A World War II-era bomb was successfully defused in the Greek city of Thessaloniki following the evacuation of approximately 70,000 residents from the area that could have been impacted, should the bomb had gone off.
The 250kg (500lb) bomb was discovered during excavation works in the Kordelio area of Greece’s second largest city.
Police went house-to-house to evacuate residents so the military could move in and conduct the extraction of the bomb.
It was one of the largest peacetime evacuations in Greece and by all accounts, went off without a problem as residents complied with civil orders to leave the potential explosion area.

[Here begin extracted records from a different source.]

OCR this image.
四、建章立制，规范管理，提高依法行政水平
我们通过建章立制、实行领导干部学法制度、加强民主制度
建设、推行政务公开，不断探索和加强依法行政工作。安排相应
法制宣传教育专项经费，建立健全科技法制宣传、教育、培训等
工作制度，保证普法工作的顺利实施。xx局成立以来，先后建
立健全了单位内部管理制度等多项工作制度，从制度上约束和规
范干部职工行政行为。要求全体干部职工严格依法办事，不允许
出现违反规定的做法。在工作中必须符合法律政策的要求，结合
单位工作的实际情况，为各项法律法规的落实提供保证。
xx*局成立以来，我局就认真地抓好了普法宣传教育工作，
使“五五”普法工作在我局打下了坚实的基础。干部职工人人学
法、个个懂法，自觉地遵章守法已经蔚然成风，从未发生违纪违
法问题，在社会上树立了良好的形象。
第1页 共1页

A state of emergency had been declared in the three municipalities affected by the operation. Trains and buses were suspended, and church services cancelled.

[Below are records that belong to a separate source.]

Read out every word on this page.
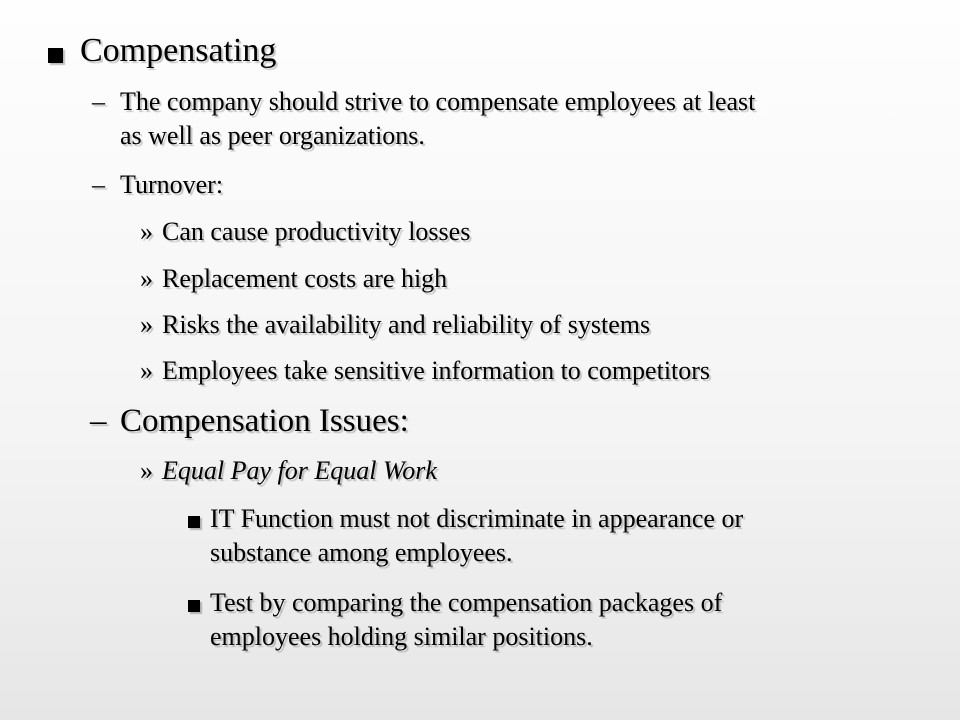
Compensating
– The company should strive to compensate employees at least
as well as peer organizations.
– Turnover:
» Can cause productivity losses
» Replacement costs are high
» Risks the availability and reliability of systems
» Employees take sensitive information to competitors
– Compensation Issues:
» Equal Pay for Equal Work
IT Function must not discriminate in appearance or
substance among employees.
Test by comparing the compensation packages of
employees holding similar positions.
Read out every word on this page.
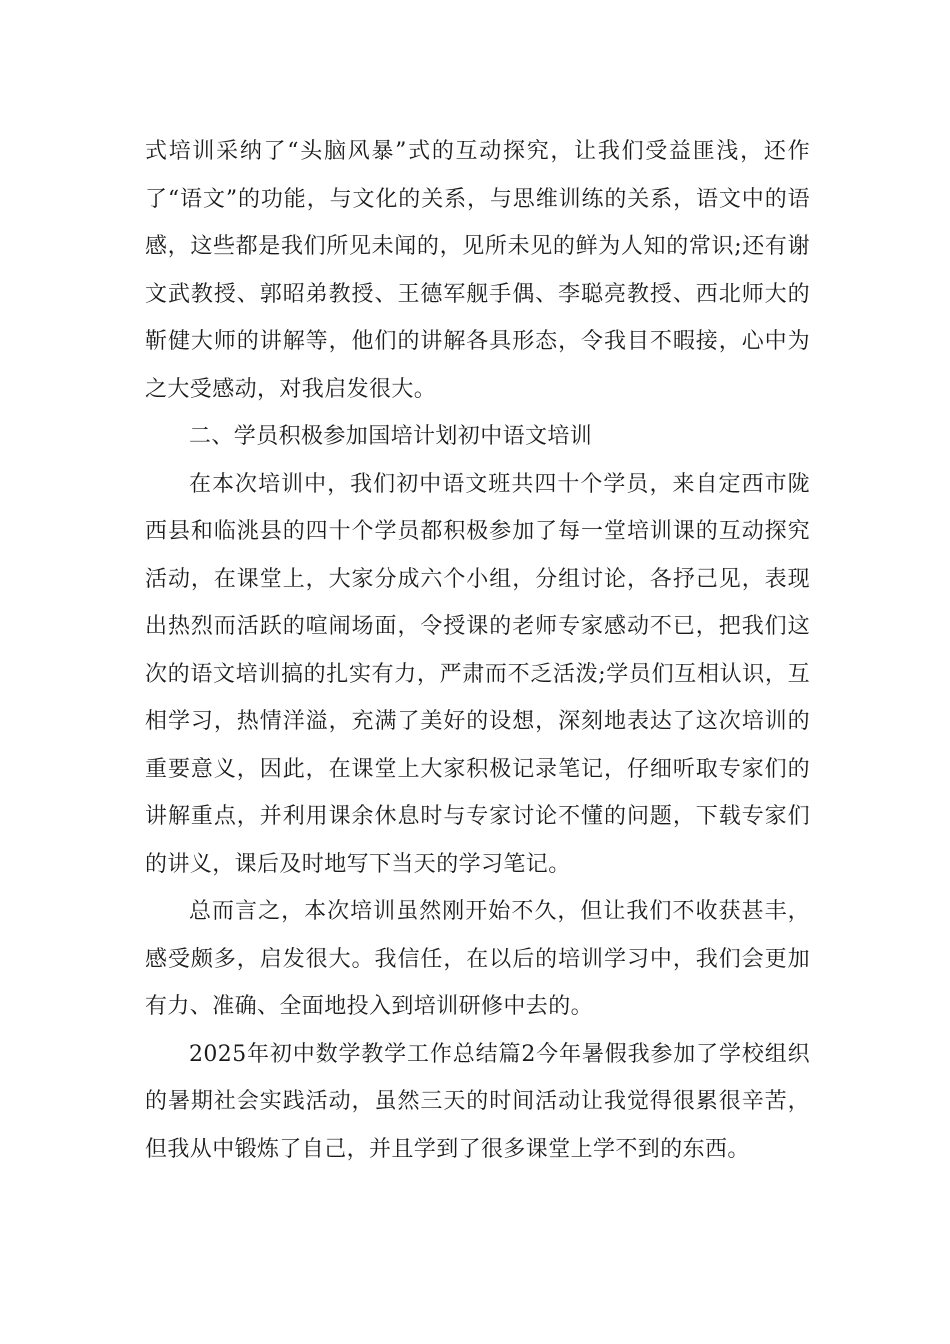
式培训采纳了“头脑风暴”式的互动探究，让我们受益匪浅，还作了“语文”的功能，与文化的关系，与思维训练的关系，语文中的语感，这些都是我们所见未闻的，见所未见的鲜为人知的常识;还有谢文武教授、郭昭弟教授、王德军舰手偶、李聪亮教授、西北师大的靳健大师的讲解等，他们的讲解各具形态，令我目不暇接，心中为之大受感动，对我启发很大。

二、学员积极参加国培计划初中语文培训

在本次培训中，我们初中语文班共四十个学员，来自定西市陇西县和临洮县的四十个学员都积极参加了每一堂培训课的互动探究活动，在课堂上，大家分成六个小组，分组讨论，各抒己见，表现出热烈而活跃的喧闹场面，令授课的老师专家感动不已，把我们这次的语文培训搞的扎实有力，严肃而不乏活泼;学员们互相认识，互相学习，热情洋溢，充满了美好的设想，深刻地表达了这次培训的重要意义，因此，在课堂上大家积极记录笔记，仔细听取专家们的讲解重点，并利用课余休息时与专家讨论不懂的问题，下载专家们的讲义，课后及时地写下当天的学习笔记。

总而言之，本次培训虽然刚开始不久，但让我们不收获甚丰，感受颇多，启发很大。我信任，在以后的培训学习中，我们会更加有力、准确、全面地投入到培训研修中去的。

2025年初中数学教学工作总结篇2今年暑假我参加了学校组织的暑期社会实践活动，虽然三天的时间活动让我觉得很累很辛苦，但我从中锻炼了自己，并且学到了很多课堂上学不到的东西。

Many people left in their cars, but some were sent in buses to nearby schools and sports halls to wait out the operation.
The bomb was discovered last week near a petrol station during work to expand fuel storage tanks. The army says it will be taken to a firing range, where a decision will then be taken on how best to defuse it.
Officials said the device was too degraded to tell if it was a German or an Allied bomb. The Nazi Germans occupied Greece from April of 1941 until October 1944 and German bombs did fall on the city during the early stages of the invasion.
In subsequent years of the occupation, many American and British bombs also fell, targeting German railway operations at the nearby Central Railroad Station.